The time is almost upon us, Steven Moffat and Mark Gatiss's 3 part Sherlock Holmes modernisation will be airing from Sunday 25th at 9pm. Sherlock Microsite with an interview with Steven and Mark and a trailer.
I'm curious about this, mainly because Sherlock Holmes is a great character so I'm always interested in new interpretations. But somehow, my expectations are low. I'll probably tune in for the first part at least though.
Did you see Jekyll a few years back? That'd give you a taste of what Steven Moffat can do with a modernisation.
I think I saw at least one episode of it. What I saw was quite good. I'm terrible at consistently following a show though, so I don't think I saw the whole story, so I can't judge it fairly. Still, if this is by the same fellow, my expectations are a bit higher than they were before I knew that!
Yep same fellow, along with one of the League of Gentlemen, Mark Gatiss, who also wrote Crooked House as well as some of ITV's Agatha Christie's Poirot and the upcoming The First Men in the Moon remake.
I'm looking forward to this. While I still crave for a new cinematic faithful take on Holmes a la Jeremy Brett version, with someone like Alan Rickman in the lead, this interests me more than the Robert Downey Jr version.
Any idea when and where this will air in the states?
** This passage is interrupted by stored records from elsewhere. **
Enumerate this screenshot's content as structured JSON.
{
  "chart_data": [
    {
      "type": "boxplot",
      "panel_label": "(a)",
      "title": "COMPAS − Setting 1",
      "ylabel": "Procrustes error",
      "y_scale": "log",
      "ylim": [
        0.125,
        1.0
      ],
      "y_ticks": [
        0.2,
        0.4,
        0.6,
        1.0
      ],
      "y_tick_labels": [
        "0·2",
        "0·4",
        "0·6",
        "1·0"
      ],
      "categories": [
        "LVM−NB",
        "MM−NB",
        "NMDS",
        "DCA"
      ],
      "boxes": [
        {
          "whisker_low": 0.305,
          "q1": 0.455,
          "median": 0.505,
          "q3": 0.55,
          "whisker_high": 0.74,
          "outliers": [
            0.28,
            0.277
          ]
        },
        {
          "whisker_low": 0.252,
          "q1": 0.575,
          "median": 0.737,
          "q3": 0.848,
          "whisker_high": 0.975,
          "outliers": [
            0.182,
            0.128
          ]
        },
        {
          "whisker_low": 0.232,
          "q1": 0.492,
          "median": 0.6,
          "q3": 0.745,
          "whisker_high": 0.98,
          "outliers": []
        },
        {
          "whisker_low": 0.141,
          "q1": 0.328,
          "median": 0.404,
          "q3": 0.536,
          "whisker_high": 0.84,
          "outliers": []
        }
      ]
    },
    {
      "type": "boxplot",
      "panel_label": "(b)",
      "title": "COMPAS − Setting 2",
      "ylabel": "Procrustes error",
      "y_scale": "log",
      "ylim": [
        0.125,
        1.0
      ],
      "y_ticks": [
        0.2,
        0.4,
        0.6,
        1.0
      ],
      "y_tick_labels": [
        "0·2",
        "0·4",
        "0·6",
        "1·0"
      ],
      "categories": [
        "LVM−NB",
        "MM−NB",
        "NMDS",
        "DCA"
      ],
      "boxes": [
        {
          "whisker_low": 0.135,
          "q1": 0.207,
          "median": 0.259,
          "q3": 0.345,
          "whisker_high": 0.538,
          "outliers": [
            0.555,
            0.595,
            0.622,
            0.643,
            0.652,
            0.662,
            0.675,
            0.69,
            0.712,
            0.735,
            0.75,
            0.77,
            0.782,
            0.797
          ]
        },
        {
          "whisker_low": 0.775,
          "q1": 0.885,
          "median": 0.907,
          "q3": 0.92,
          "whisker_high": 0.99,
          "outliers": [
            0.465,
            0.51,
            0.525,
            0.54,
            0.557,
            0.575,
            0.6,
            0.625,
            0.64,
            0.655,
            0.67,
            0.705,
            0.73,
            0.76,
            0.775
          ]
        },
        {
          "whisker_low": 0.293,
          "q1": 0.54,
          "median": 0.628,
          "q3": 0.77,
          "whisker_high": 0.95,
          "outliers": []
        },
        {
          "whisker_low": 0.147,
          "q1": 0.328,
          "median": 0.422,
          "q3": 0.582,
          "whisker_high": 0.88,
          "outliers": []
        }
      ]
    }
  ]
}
Also, where one in the US may view that trailer, I get a "not available in your area" message when I try and watch it.
^I believe PBS have a co-production deal on it, so it will be part of the Masterpiece strand on PBS. Bit of a crap version but [yt]http://www.youtube.com/watch?v=3GiQO1Vzhf0[/yt]
^ It's not the first time Holmes has been modernised. But, as mentioned before, Jekyll showed how well Steven Moffat can modernise a classic.
Yeah, that's my reaction as well. There are certain things that should stay the way they are. I mean, you change the timeline of Sherlock Holmes, and you make it just an ordinary detective show, since a big part of who Holmes is, is the time period.
Looks interesting, but I thought Jekyll fell aparft at the end so I'm not holding out to highly for this to be good. Should beat the last movie though.
I hope there are lots of explosions like in last year's movie! Those sure made boring-ass Sherlock Holmes much better!! /sarcasm (Ducks for cover anyway.)
^He was very good, as was Basil Rathbone (who proved Holmes doesn't need to be trapped in the 19th Century by fighting Nazis as I recall!) I'm intrigued by this, Moffat is a bloody good writer but Gatiss is an inconsistant one so we'll have to see...
Yes Rathbone was my definitive Holmes, until I saw Brett. I had to admit (reluctantly) that Brett was closer to the literary description of the character.